Working mainly in an individual capacity and using her own personal resources, she inspired the formation of performing arts groups, networked with dance scholars and practitioners in Asia, and presented both traditional and innovative pangalay choreographies in and outside the country. Moving back to Metro Manila in 1999, she formed the AlunAlun Dance Circle (ADC) and lent her own home for a dance studio—to study, teach, and perform pangalay and other traditional dance forms. The group has since done hundreds of performances and workshops throughout the country.

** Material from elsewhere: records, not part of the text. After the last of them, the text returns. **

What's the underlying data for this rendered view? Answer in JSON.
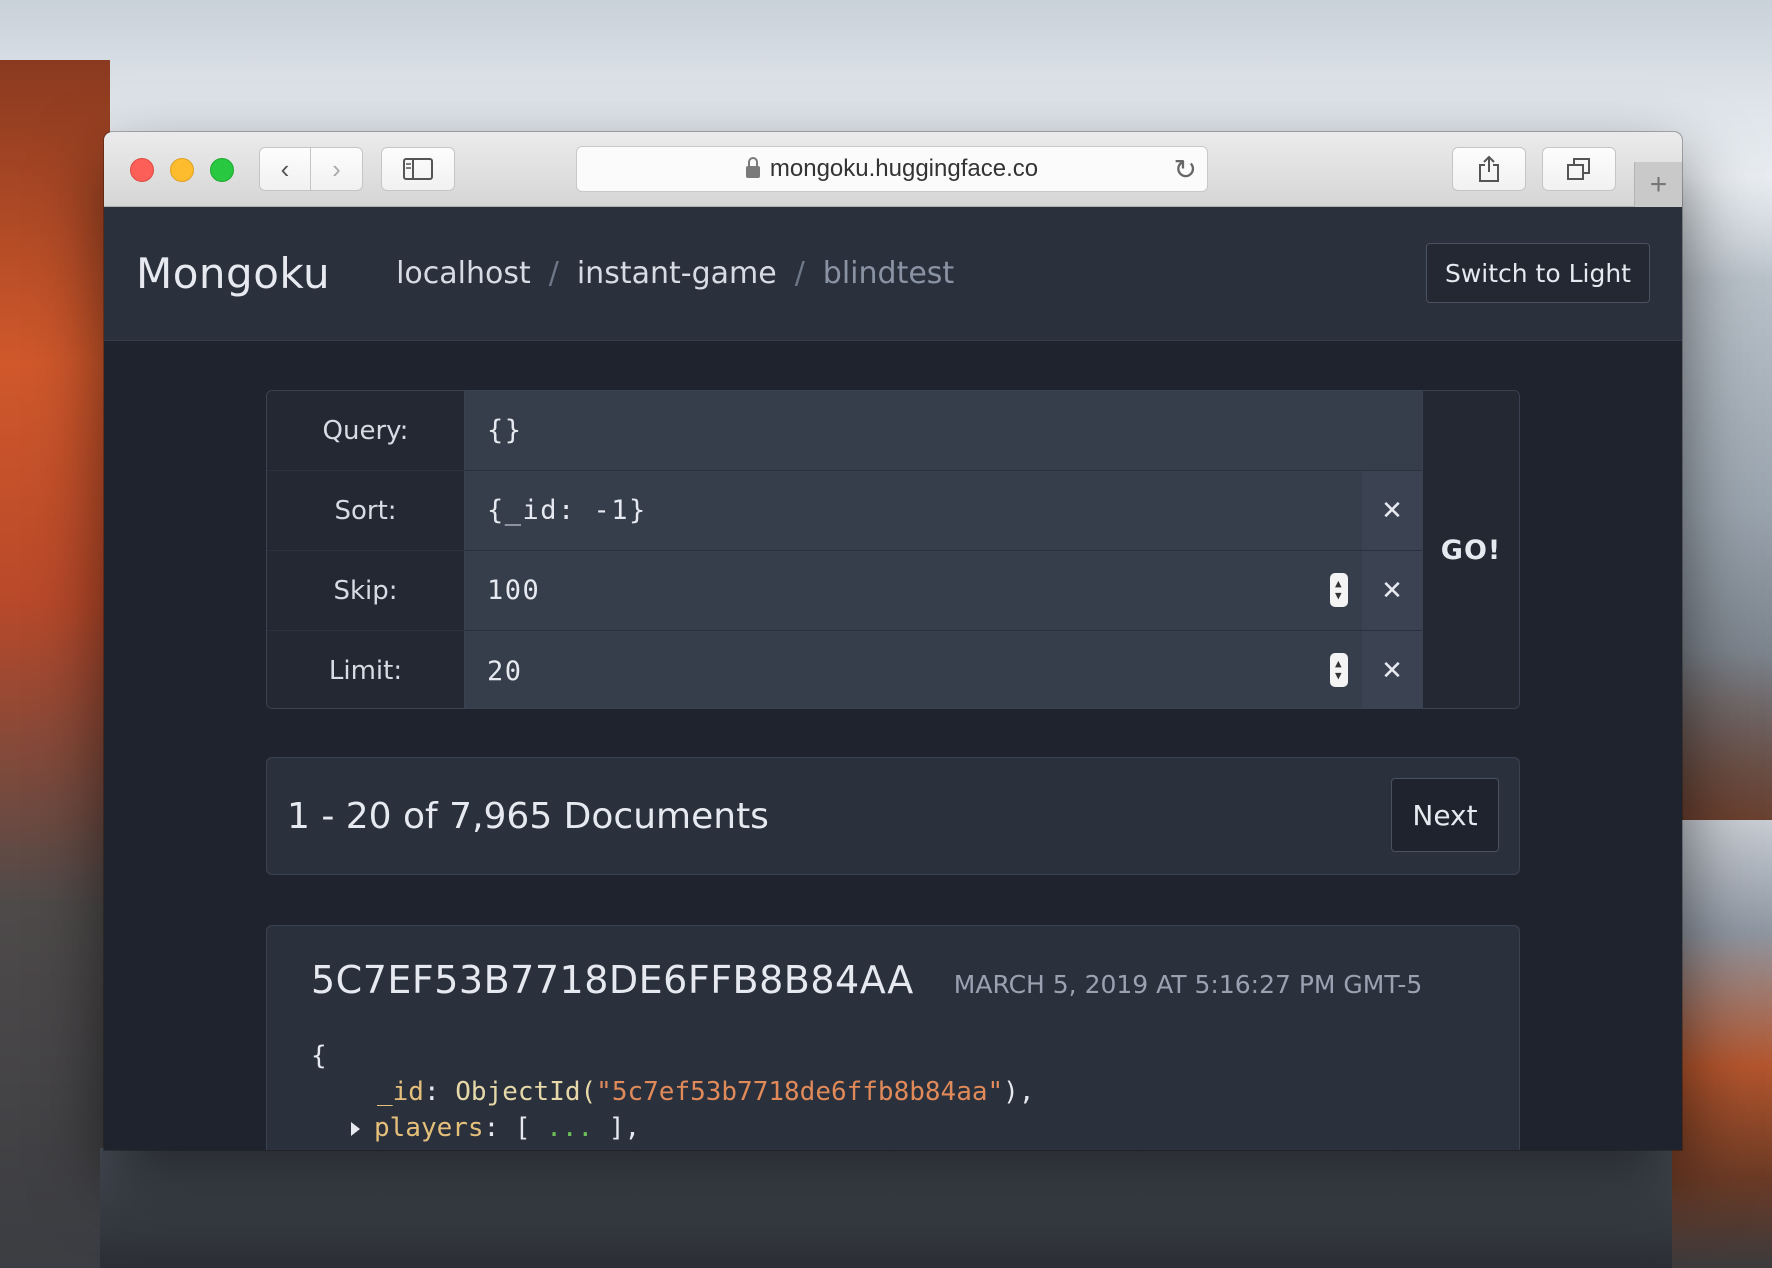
{
  "browser": {
    "url": "mongoku.huggingface.co"
  },
  "app": {
    "brand": "Mongoku",
    "breadcrumbs": [
      "localhost",
      "instant-game",
      "blindtest"
    ],
    "breadcrumb_separator": "/",
    "theme_toggle_label": "Switch to Light"
  },
  "query": {
    "query_label": "Query:",
    "query_value": "{}",
    "sort_label": "Sort:",
    "sort_value": "{_id: -1}",
    "skip_label": "Skip:",
    "skip_value": "100",
    "limit_label": "Limit:",
    "limit_value": "20",
    "clear_symbol": "✕",
    "go_label": "GO!"
  },
  "results": {
    "summary": "1 - 20 of 7,965 Documents",
    "next_label": "Next"
  },
  "document": {
    "id": "5C7EF53B7718DE6FFB8B84AA",
    "date": "MARCH 5, 2019 AT 5:16:27 PM GMT-5",
    "open_brace": "{",
    "id_key": "_id",
    "id_fn": "ObjectId(",
    "id_value": "\"5c7ef53b7718de6ffb8b84aa\"",
    "id_close": "),",
    "players_key": "players",
    "players_open": "[",
    "players_ellipsis": "...",
    "players_close": "],"
  }
}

For Fernando-Amilbangsa, traditional dances like pangalay are not museum pieces but something to be nurtured as a living tradition that grows as societies change. Thus she has innovated with pangalay performances done to modern music, conveying contemporary themes like women’s rights and environmental conservation. Yet she has always stressed that art must stay rooted in the basic values that humanize—beauty, grace, a disciplined spirituality, and harmony with nature and fellow humans. “Without looking to the past,” she says, “something really new cannot be created.”
In electing Ligaya Fernando-Amilbangsa to receive the 2015 Ramon Magsaysay Award, the board of trustees recognizes her single-minded crusade in preserving the endangered artistic heritage of southern Philippines, and in creatively propagating a dance form that celebrates and deepens the sense of shared cultural identity among Asians.